Published: April 27, 2017

Electronic Health RecordHealth ITUSCG

The U.S Coast Guard released an RFI on April 23rd seeking information on sources capable of providing a computerized, integrated electronic health record solution for replacement of their current paper health records.

This is the Coast Guard’s second attempt at an EHR.  In 2010, they awarded a $14M contract to Epic Systems for implementation of a COTS EHR in their Medical Information System (MIS) environment.  In September 2012, they awarded a nearly $18M task order via the DHS Eagle contract vehicle to then SAIC, now Leidos, to help them implement the Epic solution and provide Integrated Health Information System (IHiS) service desk support.  According to Politico research, the Coast Guard relied on five separate vendors to build the new system and spent approximately $34M on health IT between 2010 and 2016.

A year ago, the Coast Guard decided to pull the plug on the original effort and revert back to paper health records. The system was never deployed to Coast Guard clinics or vessels.  After the Epic contract award, the Coast Guard began workflow analysis which lead to additional system requirements, causing a snowball effect.  The scope of the project changed and expanded, leading to multiple delays and challenges.  The Coast Guard’s own planning seemed to have been at fault.    

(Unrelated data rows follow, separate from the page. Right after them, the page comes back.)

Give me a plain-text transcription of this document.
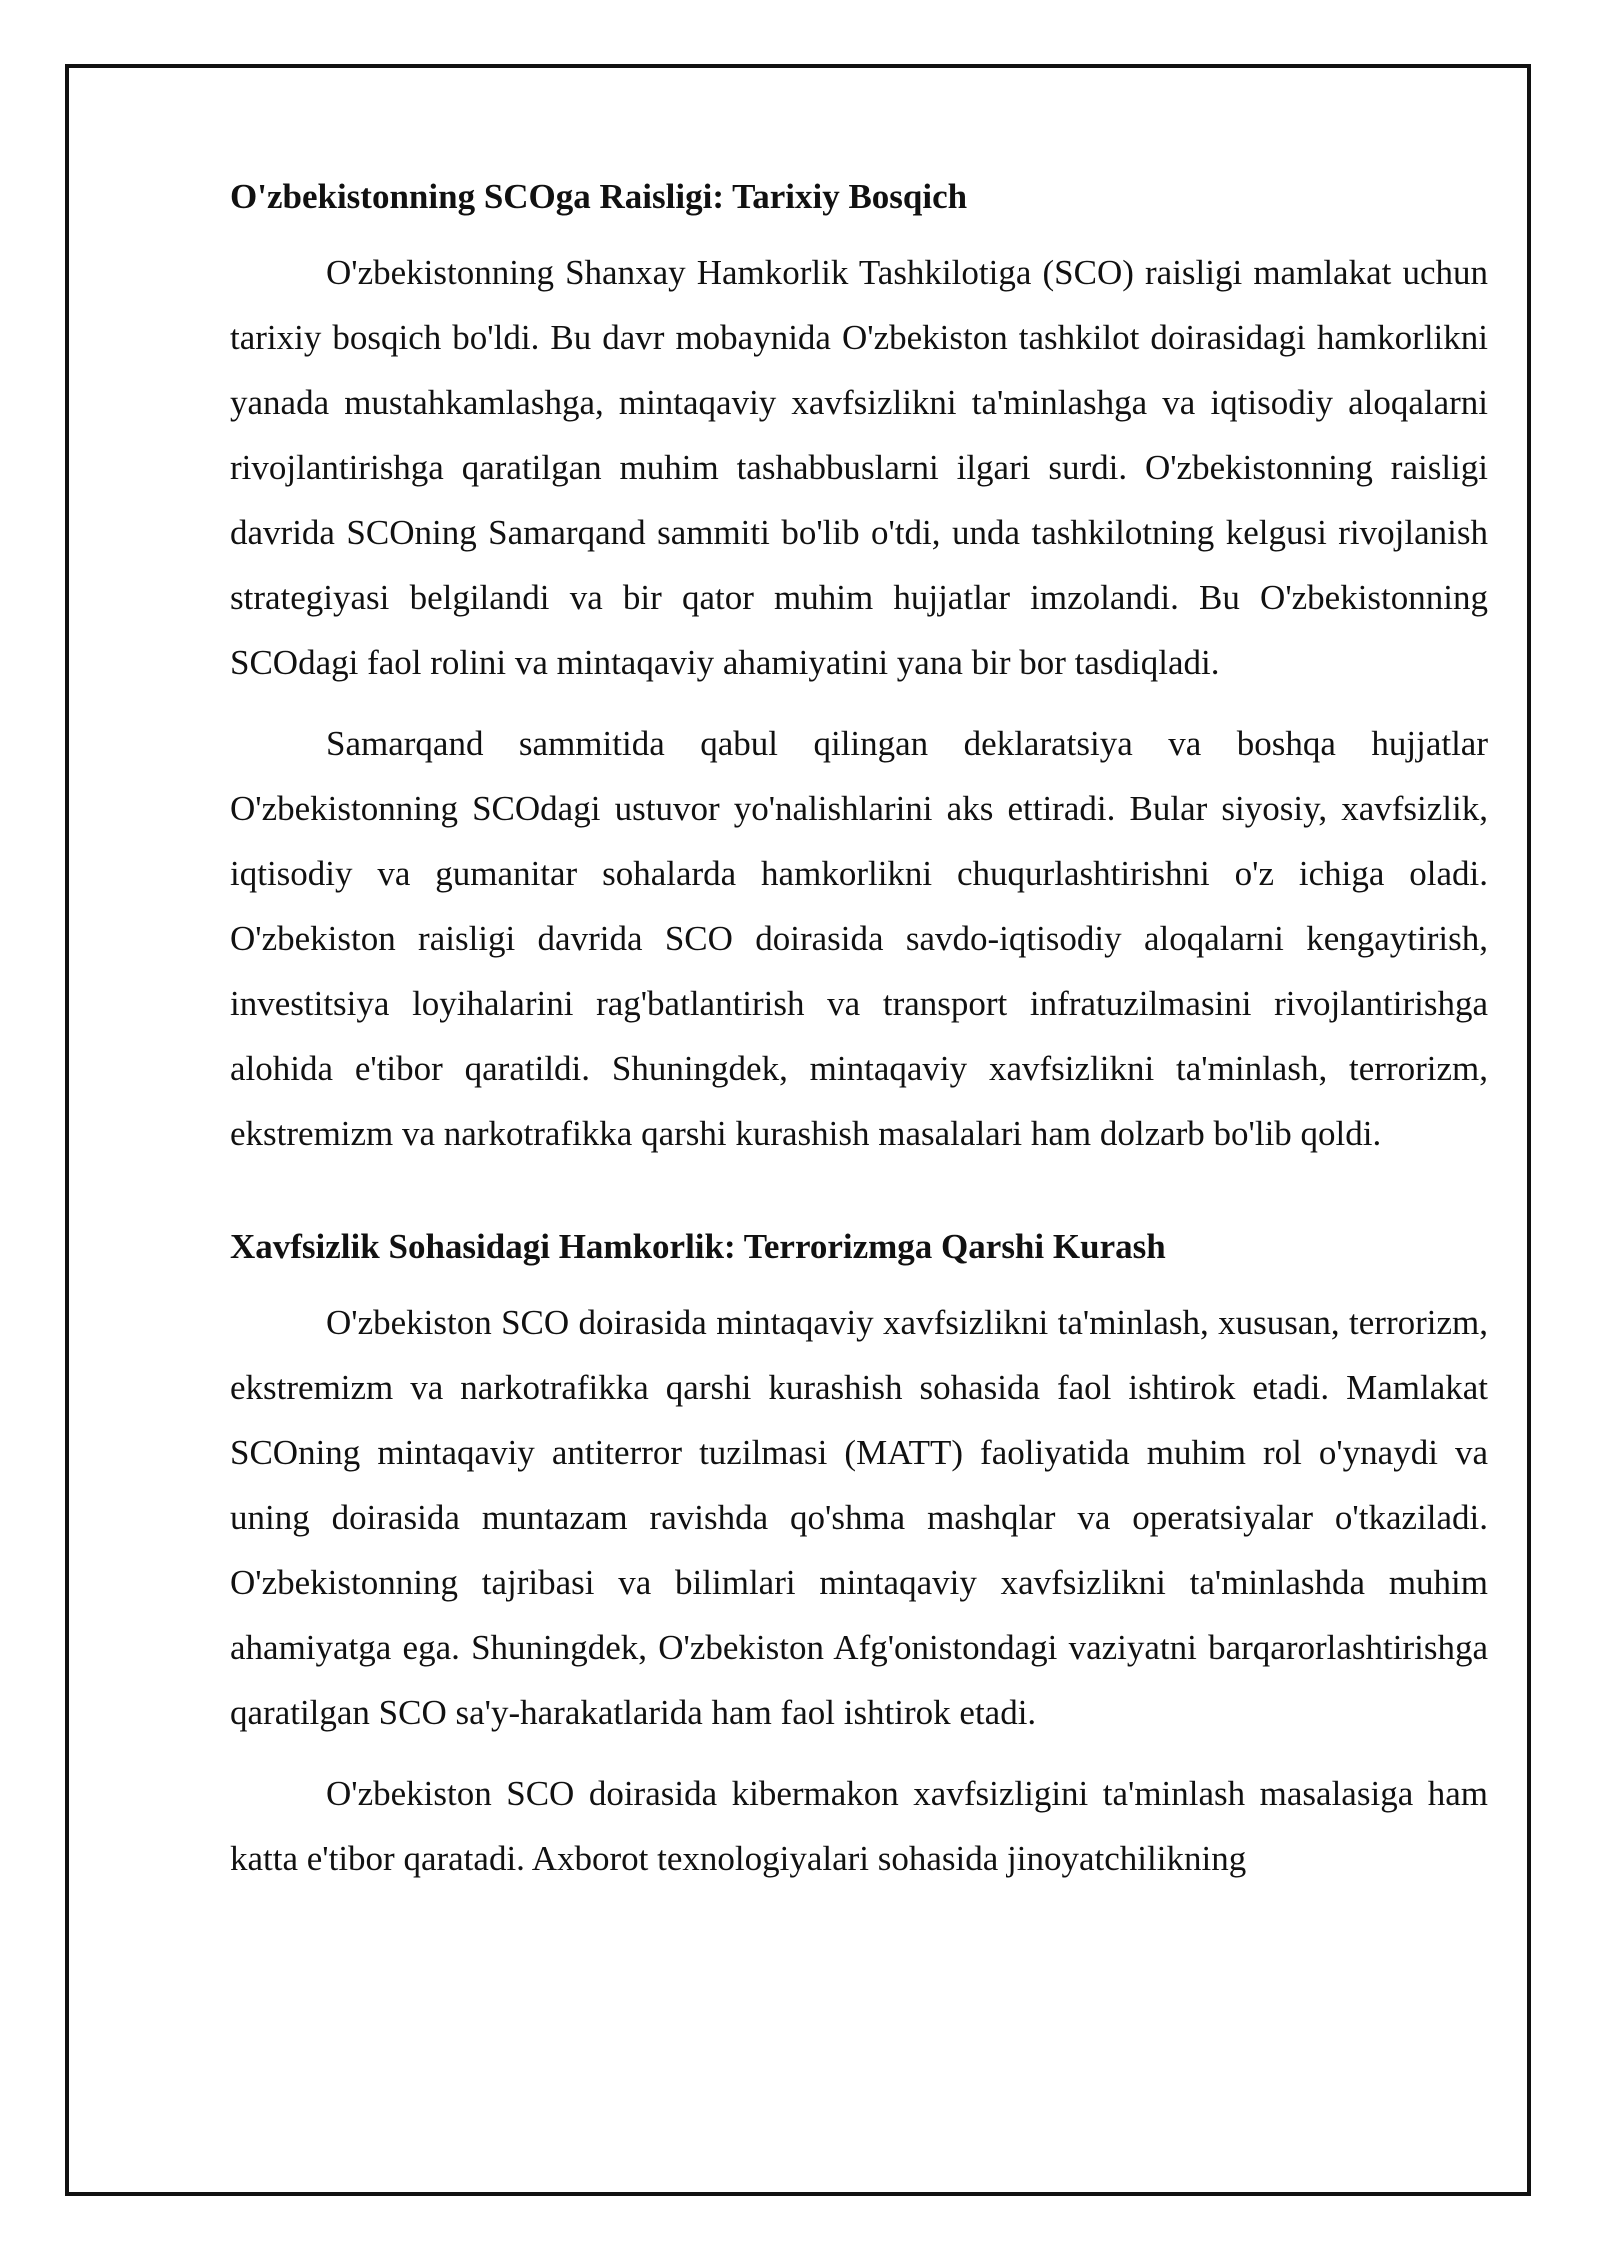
O'zbekistonning SCOga Raisligi: Tarixiy Bosqich

O'zbekistonning Shanxay Hamkorlik Tashkilotiga (SCO) raisligi mamlakat uchun tarixiy bosqich bo'ldi. Bu davr mobaynida O'zbekiston tashkilot doirasidagi hamkorlikni yanada mustahkamlashga, mintaqaviy xavfsizlikni ta'minlashga va iqtisodiy aloqalarni rivojlantirishga qaratilgan muhim tashabbuslarni ilgari surdi. O'zbekistonning raisligi davrida SCOning Samarqand sammiti bo'lib o'tdi, unda tashkilotning kelgusi rivojlanish strategiyasi belgilandi va bir qator muhim hujjatlar imzolandi. Bu O'zbekistonning SCOdagi faol rolini va mintaqaviy ahamiyatini yana bir bor tasdiqladi.

Samarqand sammitida qabul qilingan deklaratsiya va boshqa hujjatlar O'zbekistonning SCOdagi ustuvor yo'nalishlarini aks ettiradi. Bular siyosiy, xavfsizlik, iqtisodiy va gumanitar sohalarda hamkorlikni chuqurlashtirishni o'z ichiga oladi. O'zbekiston raisligi davrida SCO doirasida savdo-iqtisodiy aloqalarni kengaytirish, investitsiya loyihalarini rag'batlantirish va transport infratuzilmasini rivojlantirishga alohida e'tibor qaratildi. Shuningdek, mintaqaviy xavfsizlikni ta'minlash, terrorizm, ekstremizm va narkotrafikka qarshi kurashish masalalari ham dolzarb bo'lib qoldi.

Xavfsizlik Sohasidagi Hamkorlik: Terrorizmga Qarshi Kurash

O'zbekiston SCO doirasida mintaqaviy xavfsizlikni ta'minlash, xususan, terrorizm, ekstremizm va narkotrafikka qarshi kurashish sohasida faol ishtirok etadi. Mamlakat SCOning mintaqaviy antiterror tuzilmasi (MATT) faoliyatida muhim rol o'ynaydi va uning doirasida muntazam ravishda qo'shma mashqlar va operatsiyalar o'tkaziladi. O'zbekistonning tajribasi va bilimlari mintaqaviy xavfsizlikni ta'minlashda muhim ahamiyatga ega. Shuningdek, O'zbekiston Afg'onistondagi vaziyatni barqarorlashtirishga qaratilgan SCO sa'y-harakatlarida ham faol ishtirok etadi.

O'zbekiston SCO doirasida kibermakon xavfsizligini ta'minlash masalasiga ham katta e'tibor qaratadi. Axborot texnologiyalari sohasida jinoyatchilikning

After the project cancellation last April, Lieutenant Commander Dave French, the Coast Guard's chief of media relations, told Healthcare IT News, "In 2015 the Coast Guard determined there were significant risks associated with continuing the IHiS project and decided not to exercise further contract options. The decision was driven by concerns about the project's ability to deliver a viable product in a reasonable period of time and at a reasonable cost.”

The new EHR RFI states that it is for market research purposes only. “A solicitation is not being issued at this time, and this notice shall not be construed as a commitment by the Government to issue a solicitation, nor does it restrict the Government to a particular acquisition approach.” 

The RFI denotes key performance parameters of the EHR solution must:

  1. Support military health care delivery across the full range of military operations.
  2. Be deployed and managed on USCG computing and communications networks, and comply with all applicable DoD, federal government, and health care industry standards.
  3. Effectively exchange information with the VA and DoD.
  4. Meet connectivity, latency and reliability requirements in the “Tactical Fixed Center” and “Tactical Mobile Center” environments described in the DISA Operational Environments Model.

Hopefully this time around USCG can learn from its past experience and craft a successful EHR solution. I’m sure they are closely watching DoD’s MHS Genesis implementation and are highly interested in the outcome of VA’s decision about its own EHR direction.  Advanced planning, a thorough requirements analysis and needs assessment, along with a qualified systems integrator to guide the entire effort should garner positive results this time around.